|The iconic Chain Bridge, Budapest, Hungary
"The 21st Century will not be dominated by America or China, Brazil or India, but by the city" ~ Foreign Policy (September 2010: p. 122)
Already, we have crossed the halfway mark. In 2007, and for the first time in human history, more than 50 percent of the world’s population lived in urban areas. By 2030, various projections suggest that this will increase to almost 60 percent of total population, and to about 80 percent by 2050. Needless to say, with urban areas becoming the source of livelihoods for a majority of the population around the globe, a huge toll on resources is undertaken. Planning of urban areas, the provision of sizeable amounts of public goods, their impact on the environment, the tackling of speedily waves of migrants to the cities are issues that require an urgent scrutiny by scholars and policymakers all together. Many facets of Development become synonymous to Urbanization.
But what is really a ‘city’ and how can it be defined? To quote Alan Beattie in his book False Economy (2009), “A successful city is a hard thing to build, and a world-class one even harder. But incompetent or wrong-headed governments have stunted and even destroyed so many in the past that complacency and fatalism in the face of urbanization are profoundly misplaced”. Edward Glaeser, in his recent celebrated book The Triumph of the City (2011) argues that “At their heart, cities are the absence of physical space between people and firms; they enable connections and that makes them more productive”.
Professor Saskia Sassen, our Keynote Speaker is to present the 'state of the art' in this fascinating area by arguing that "Cities are complex systems. But they are incomplete systems. In this incompleteness lies the possibility of making –making the urban, the political, the civic, a history, an economy. To what extent do we need to see the complex city as a sort of new frontier zone for the circulation of development processes and for the making of new types of economies? In other words, can cities and their growing presence add something specific to the larger question of development? Can the city function as a sort of algorithm where information, knowledge, policies, experience, many coming from rural experiences, all flow in and then exit strengthened by redistributive and civic logics, both key features of cities?"
We believe that the most important societal changes in developing countries are currently happening in cities, and the most important things that are currently happening in urban development are currently happening in developing countries. Yet, in spite of a growing number of very good contributions from the 'South', we still have far too little economic research on developing world cities. Despite the fine work of a small cadre of pioneers in the economics of developing world cities, the overwhelming bulk of urban economics research has focused on the developed world in general and the United States in particular.
At the same time, the urbanization experience (and the policy challenges faced by policymakers) of the various regions in the developing world varies substantially. In South Asia, one of the central questions today is whether the urban model of East Asia can be replicated, i.e. cities investing not only in traditional infrastructure, but also in social infrastructure. Violence and conflict have also been associated in recent works with the engine of growth thesis regarding urbanization, a distinct feature of the urbanization process in many cities in Latin America. Furthermore, globalization has resulted in growing competition amongst cities in South Asia as compared to nation-states, i.e.

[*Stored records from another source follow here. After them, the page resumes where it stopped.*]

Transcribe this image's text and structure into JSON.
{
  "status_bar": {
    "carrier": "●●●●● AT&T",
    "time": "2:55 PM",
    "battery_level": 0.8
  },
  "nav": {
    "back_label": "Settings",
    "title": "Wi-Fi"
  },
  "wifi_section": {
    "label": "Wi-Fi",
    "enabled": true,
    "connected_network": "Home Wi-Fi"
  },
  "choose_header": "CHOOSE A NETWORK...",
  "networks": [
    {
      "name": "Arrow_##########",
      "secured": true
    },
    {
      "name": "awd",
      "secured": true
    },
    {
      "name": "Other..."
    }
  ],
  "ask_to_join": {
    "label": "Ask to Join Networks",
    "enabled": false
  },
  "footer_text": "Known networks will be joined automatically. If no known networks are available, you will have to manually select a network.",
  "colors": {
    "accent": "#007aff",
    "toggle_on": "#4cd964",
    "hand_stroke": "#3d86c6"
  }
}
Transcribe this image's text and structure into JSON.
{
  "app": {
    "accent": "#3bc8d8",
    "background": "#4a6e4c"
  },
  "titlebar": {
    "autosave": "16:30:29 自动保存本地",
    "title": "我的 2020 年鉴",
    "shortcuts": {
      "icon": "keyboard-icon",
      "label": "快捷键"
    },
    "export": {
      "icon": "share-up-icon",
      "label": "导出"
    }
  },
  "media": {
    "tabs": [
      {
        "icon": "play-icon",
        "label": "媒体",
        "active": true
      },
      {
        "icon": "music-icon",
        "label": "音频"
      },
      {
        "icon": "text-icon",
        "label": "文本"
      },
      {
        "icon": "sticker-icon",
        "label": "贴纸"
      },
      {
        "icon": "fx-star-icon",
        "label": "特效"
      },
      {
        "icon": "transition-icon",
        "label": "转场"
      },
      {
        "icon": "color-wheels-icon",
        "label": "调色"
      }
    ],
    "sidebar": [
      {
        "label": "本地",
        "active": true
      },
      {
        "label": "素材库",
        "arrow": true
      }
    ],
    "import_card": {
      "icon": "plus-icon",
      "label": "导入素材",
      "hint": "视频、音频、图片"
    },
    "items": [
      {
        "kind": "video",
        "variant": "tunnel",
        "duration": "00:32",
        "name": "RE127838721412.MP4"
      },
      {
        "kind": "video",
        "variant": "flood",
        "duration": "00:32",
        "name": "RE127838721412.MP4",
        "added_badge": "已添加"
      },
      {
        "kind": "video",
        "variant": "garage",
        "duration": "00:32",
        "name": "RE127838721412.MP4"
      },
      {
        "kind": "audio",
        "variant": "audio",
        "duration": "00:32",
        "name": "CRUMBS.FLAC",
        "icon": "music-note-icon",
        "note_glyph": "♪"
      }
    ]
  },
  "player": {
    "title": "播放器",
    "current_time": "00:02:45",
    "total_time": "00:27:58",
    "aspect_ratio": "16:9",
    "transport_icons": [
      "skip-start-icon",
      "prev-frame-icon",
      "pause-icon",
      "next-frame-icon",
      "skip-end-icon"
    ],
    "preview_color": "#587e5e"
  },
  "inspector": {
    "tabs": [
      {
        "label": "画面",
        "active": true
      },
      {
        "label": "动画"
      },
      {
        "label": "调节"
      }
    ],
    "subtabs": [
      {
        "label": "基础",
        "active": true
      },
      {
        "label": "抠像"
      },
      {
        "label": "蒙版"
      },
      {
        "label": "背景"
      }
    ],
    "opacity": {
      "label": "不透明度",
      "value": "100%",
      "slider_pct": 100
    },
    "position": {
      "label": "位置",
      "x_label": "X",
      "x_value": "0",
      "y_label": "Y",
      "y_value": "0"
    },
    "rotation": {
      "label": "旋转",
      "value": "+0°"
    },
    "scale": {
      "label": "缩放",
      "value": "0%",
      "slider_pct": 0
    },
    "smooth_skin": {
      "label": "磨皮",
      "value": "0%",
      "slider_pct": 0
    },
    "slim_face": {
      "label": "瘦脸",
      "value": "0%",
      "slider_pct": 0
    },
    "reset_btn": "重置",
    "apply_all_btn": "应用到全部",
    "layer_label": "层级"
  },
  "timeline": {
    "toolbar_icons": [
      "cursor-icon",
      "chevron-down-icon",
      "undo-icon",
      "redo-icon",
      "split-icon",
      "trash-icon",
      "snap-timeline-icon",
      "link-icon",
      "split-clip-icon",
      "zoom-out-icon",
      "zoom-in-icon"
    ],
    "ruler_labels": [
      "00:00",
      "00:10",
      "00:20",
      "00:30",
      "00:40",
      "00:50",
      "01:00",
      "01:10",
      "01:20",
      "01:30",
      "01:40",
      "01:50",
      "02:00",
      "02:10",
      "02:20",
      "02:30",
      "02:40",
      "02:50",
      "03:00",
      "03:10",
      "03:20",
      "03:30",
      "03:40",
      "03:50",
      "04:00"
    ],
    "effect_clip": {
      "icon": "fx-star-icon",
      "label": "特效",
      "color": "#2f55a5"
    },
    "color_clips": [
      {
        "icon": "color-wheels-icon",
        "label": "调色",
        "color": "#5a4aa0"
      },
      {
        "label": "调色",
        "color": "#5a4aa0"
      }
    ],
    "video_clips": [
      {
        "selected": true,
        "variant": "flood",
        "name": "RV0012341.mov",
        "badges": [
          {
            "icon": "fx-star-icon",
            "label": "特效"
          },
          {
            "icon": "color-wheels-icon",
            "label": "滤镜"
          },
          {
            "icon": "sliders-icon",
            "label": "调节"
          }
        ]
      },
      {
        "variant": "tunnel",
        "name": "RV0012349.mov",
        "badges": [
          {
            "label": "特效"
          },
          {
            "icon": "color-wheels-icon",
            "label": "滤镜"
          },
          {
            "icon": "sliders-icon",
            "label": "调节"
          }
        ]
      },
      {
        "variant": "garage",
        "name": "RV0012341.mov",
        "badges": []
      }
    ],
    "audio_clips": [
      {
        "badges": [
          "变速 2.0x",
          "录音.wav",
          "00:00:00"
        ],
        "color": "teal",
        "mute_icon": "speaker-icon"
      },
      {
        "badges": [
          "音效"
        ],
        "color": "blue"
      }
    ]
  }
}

Bombay and Bangalore are more relevant to business than India as a country. Finally, for Africa, although urbanization is a rather recent phenomenon, the prospect of Africa’s urban population doubling over the next two decades presents various challenges but also opportunities for the region.
Of course, urban concentration has historically enabled the flows of knowledge, the division of labor, the movement of goods and the combination of labor and capital that help transform poor places into rich ones. But at the same time, urbanization also creates enormous challenges and externalities, including contagious disease, congestion and crime that often seem like to be far beyond the capacities of many governments in the developing world. Urban poverty is also emerging as a central challenge in this important research and policy area. Is the urbanization process per se the one that produces unavoidable poverty traps or is it that the continuous migration to cities of very poor people for which states and municipalities fail to timely endow them with a minimum stock of public goods, the overwhelming dominant phenomenon for the stickiness and resilience of poverty enclaves? Obviously, reducing the costs of these externalities will improve the quality of life in poor cities and also enable those cities to expand and live up to their full economic potential.
Over the next few days, some of the world's best minds in the scholarly and policymaking arena will gather in the historic city of Budapest, in the context of the upcoming GDN Annual Global Development Conference, which will focus on the Urbanization and Development theme this year and in partnership with the Central European University, to debate and also improve our overall understanding on the urbanization and development nexus. More than 350 participants are expected to participate in the conference from all over the world, including representatives from the policymaking world, the international donor community, academia, practitioners in this area and, most importantly, a vast number of young researchers (GDN’s main focus in view of the centrality of the Organization’s mission in enhancing capacity building in the Global South).
We invite you to join us in these important deliberations, during (and after) the conference and share with us your views, suggestions, comments and ideas on how to do better in this crucial area for the improvement of millions of lives in the fast-growing cities of the developing world (and beyond). Because we can certainly do better on that front and because your voice, approach or contribution are of upmost importance to us.